Shell Strings and Arrays


  • Description: Quoting rules, parameter expansion (length, substring, pattern removal, replacement, defaults, case), and indexed + associative arrays
  • My Notion Note ID: K2A-E-3
  • Created: 2020-06-03
  • Updated: 2026-05-18
  • License: Reuse is very welcome. Please credit Yu Zhang and link back to the original on yuzhang.io

Table of Contents


1. Quoting Rules

Form Expands $var? Expands `cmd` / $(cmd)? Backslash escapes?

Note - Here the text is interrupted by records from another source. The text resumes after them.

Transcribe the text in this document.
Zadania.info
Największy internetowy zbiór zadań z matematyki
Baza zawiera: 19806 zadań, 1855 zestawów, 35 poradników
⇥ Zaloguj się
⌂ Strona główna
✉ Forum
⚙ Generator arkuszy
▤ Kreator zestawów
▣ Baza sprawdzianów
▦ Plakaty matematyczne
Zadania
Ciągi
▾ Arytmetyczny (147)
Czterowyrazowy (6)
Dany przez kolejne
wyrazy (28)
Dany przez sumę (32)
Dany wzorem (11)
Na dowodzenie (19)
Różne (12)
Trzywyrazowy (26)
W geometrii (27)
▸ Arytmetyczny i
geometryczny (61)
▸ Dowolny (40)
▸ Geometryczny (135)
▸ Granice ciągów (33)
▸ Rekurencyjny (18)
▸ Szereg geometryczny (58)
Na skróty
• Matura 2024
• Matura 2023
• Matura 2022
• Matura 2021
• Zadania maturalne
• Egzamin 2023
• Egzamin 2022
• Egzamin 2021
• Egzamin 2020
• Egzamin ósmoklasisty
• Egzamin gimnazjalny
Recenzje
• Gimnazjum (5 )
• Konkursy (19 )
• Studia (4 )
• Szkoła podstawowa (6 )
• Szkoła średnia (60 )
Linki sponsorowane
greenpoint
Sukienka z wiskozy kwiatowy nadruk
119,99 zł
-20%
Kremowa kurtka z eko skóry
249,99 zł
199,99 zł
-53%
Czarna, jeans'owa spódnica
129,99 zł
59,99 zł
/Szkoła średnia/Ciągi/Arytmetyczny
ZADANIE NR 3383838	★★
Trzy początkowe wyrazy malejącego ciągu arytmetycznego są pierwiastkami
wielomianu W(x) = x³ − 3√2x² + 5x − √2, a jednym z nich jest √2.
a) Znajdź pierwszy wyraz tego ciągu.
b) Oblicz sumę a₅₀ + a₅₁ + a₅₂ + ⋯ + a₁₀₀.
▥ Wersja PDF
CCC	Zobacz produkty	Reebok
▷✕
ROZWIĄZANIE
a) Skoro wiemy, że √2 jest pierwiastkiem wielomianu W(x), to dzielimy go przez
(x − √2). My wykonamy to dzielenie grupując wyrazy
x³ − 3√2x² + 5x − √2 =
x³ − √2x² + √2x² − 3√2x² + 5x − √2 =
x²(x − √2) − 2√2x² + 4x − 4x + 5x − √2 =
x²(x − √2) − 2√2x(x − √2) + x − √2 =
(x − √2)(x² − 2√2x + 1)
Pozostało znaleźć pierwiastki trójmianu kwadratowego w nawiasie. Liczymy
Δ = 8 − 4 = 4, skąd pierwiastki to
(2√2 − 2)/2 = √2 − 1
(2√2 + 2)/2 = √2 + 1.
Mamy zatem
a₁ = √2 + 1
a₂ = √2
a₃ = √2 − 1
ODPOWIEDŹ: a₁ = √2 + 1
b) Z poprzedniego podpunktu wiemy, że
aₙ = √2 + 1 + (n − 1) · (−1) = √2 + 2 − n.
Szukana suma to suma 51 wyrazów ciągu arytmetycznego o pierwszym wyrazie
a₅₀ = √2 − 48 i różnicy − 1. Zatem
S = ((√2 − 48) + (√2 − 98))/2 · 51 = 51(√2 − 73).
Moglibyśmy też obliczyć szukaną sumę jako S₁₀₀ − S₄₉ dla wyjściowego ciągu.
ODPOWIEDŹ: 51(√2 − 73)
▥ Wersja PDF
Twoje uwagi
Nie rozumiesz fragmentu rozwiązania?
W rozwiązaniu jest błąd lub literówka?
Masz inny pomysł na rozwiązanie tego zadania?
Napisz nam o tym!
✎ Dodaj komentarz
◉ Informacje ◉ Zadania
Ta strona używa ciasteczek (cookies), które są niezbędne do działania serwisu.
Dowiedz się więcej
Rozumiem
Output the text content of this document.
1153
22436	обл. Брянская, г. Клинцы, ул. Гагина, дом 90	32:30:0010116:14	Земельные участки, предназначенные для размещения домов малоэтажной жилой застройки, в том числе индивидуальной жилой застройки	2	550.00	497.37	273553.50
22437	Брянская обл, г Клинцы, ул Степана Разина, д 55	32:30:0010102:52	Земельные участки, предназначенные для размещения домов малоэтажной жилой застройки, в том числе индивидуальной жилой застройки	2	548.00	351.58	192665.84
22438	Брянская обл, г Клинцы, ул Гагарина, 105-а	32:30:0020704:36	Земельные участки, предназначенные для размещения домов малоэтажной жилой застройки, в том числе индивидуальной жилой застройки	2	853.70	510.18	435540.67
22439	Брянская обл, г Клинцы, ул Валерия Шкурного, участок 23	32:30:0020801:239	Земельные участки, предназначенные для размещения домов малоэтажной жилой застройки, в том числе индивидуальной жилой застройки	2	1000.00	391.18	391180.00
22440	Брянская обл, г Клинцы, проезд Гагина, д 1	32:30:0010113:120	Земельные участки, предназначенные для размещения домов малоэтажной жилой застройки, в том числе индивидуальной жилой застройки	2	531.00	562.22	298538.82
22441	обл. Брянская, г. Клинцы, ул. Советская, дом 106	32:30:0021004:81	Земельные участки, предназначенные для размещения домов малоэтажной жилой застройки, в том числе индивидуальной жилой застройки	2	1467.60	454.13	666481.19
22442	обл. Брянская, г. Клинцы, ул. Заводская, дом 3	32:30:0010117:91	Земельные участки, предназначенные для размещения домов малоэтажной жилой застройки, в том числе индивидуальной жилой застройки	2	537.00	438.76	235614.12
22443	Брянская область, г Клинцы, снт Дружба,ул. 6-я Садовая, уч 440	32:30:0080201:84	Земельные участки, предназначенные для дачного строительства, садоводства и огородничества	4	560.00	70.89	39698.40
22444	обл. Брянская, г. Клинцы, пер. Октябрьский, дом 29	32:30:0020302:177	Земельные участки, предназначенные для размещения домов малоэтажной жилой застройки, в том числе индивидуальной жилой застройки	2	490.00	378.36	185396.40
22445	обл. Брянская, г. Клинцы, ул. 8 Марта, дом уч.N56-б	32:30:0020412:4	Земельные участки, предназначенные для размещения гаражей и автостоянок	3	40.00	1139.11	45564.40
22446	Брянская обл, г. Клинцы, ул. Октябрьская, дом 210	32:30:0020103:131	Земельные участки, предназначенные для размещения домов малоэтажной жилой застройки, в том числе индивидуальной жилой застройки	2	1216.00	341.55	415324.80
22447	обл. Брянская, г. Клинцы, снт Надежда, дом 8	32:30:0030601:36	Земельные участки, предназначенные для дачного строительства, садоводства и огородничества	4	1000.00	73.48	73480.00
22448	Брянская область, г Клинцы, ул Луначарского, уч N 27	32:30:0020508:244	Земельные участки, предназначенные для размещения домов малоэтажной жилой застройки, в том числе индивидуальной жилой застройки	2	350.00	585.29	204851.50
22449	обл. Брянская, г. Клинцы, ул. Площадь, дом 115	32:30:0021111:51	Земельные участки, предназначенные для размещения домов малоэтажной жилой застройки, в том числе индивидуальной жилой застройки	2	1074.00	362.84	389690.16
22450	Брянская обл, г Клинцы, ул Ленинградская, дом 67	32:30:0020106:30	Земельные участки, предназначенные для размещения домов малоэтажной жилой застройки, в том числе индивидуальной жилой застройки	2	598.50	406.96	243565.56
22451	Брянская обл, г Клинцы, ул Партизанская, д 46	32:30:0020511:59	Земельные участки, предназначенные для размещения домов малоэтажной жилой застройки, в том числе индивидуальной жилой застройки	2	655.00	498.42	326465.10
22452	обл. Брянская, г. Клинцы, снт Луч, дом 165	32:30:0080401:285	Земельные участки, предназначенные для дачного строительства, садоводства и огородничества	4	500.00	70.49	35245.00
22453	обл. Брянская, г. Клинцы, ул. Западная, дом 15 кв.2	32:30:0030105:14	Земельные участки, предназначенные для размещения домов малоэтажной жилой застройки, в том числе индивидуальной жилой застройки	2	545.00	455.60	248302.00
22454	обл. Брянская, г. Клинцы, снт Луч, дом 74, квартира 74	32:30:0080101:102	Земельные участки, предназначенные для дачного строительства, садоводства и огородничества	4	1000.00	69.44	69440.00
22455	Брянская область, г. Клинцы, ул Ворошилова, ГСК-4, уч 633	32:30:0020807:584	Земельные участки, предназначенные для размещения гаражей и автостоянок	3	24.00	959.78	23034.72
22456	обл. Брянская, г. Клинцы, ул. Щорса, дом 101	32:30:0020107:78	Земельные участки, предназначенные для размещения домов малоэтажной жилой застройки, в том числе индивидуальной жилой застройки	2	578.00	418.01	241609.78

Preserves literal '?
'literal' (single) no no no no — must close quote first
"literal" (double) yes yes only before $, `, \, ", \n yes
\c (backslash) n/a n/a escapes a single char n/a
name=Alice
echo 'hello $name'    # hello $name      (literal)
echo "hello $name"    # hello Alice      (expanded)
echo "path: \$HOME"   # path: $HOME      (escaped)
echo "$(date)"        # captures stdout of `date`
  • Quote everything you expand. rm $file is broken if $file contains a space — it becomes two args. rm "$file" is correct.
  • A single quote cannot appear inside single quotes; close, escape, reopen: 'it'\''s'it's.
  • Backslash at end of line continues the line (line continuation), useful for long commands.

2. Concatenation and $'...'

greet="hello, "
who="world"
msg="$greet$who"             # concatenate by adjacency
msg2="${greet}${who}"        # same, brace form

path=/usr/local
echo "$path/bin"             # /usr/local/bin

tabbed=$'col1\tcol2\tcol3'   # ANSI-C quoting — \t, \n, \xHH, \uXXXX work
echo "$tabbed"
  • No + operator for strings — string concatenation is just placing values next to each other.
  • $'...' (ANSI-C quoting, bash) — like single quotes, but processes backslash escapes (\n, \t, \0, \xHH, \uXXXX). The only clean way to embed literal control characters.

3. Length and Substring

s="Hello, World!"

echo ${#s}                # 13 — length in characters
echo ${s:7}               # "World!"     — from offset 7 to end
echo ${s:7:5}             # "World"      — offset 7, length 5
echo ${s: -6}             # "World!"     — negative offset (note space!)
echo ${s: -6:5}           # "World"
  • ${#var} — length.
  • ${var:offset[:length]} — substring. Offset is 0-based; length is optional.
  • Pitfall: negative offset needs a space (or parens): ${s: -6} or ${s:(-6)}. ${s:-6} is the default-value expansion (§6) and means "if s is unset, use -6".

4. Pattern Removal

Glob-pattern prefix/suffix stripping. *, ?, [abc] are shell globs (not regex).

Syntax Meaning
${var#pat} Strip shortest match from the front
${var##pat} Strip longest match from the front
${var%pat} Strip shortest match from the back
${var%%pat} Strip longest match from the back
f="/home/yu/notes/shell-basics.en.md"

echo "${f##*/}"     # shell-basics.en.md   — basename
echo "${f%/*}"      # /home/yu/notes        — dirname
echo "${f##*.}"     # md                    — extension
echo "${f%.*}"      # /home/yu/notes/shell-basics.en   — strip last ext
echo "${f%%.*}"     # /home/yu/notes/shell-basics      — strip all exts
  • Mnemonic: # is on the left of the $ key → strips left. % is on the right → strips right. Doubled = greedy.
  • Useful for pure-shell dirname/basename/extension extraction without forking a subprocess.

5. Pattern Replacement

s="foo bar foo baz"

echo "${s/foo/qux}"      # qux bar foo baz    — first match only
echo "${s//foo/qux}"     # qux bar qux baz    — all matches (//)
echo "${s/#foo/qux}"     # qux bar foo baz    — anchor to start (#)
echo "${s/%foo/qux}"     # foo bar foo baz    — anchor to end (%) — no match here
echo "${s/%baz/qux}"     # foo bar foo qux
echo "${s/foo/}"         #  bar foo baz       — empty replacement = delete
  • ${var/pat/repl} — first; ${var//pat/repl} — all.
  • ${var/#pat/repl} / ${var/%pat/repl} — anchored to start / end.
  • Patterns are globs, not regex. For regex, use [[ $var =~ regex ]] or pipe through sed.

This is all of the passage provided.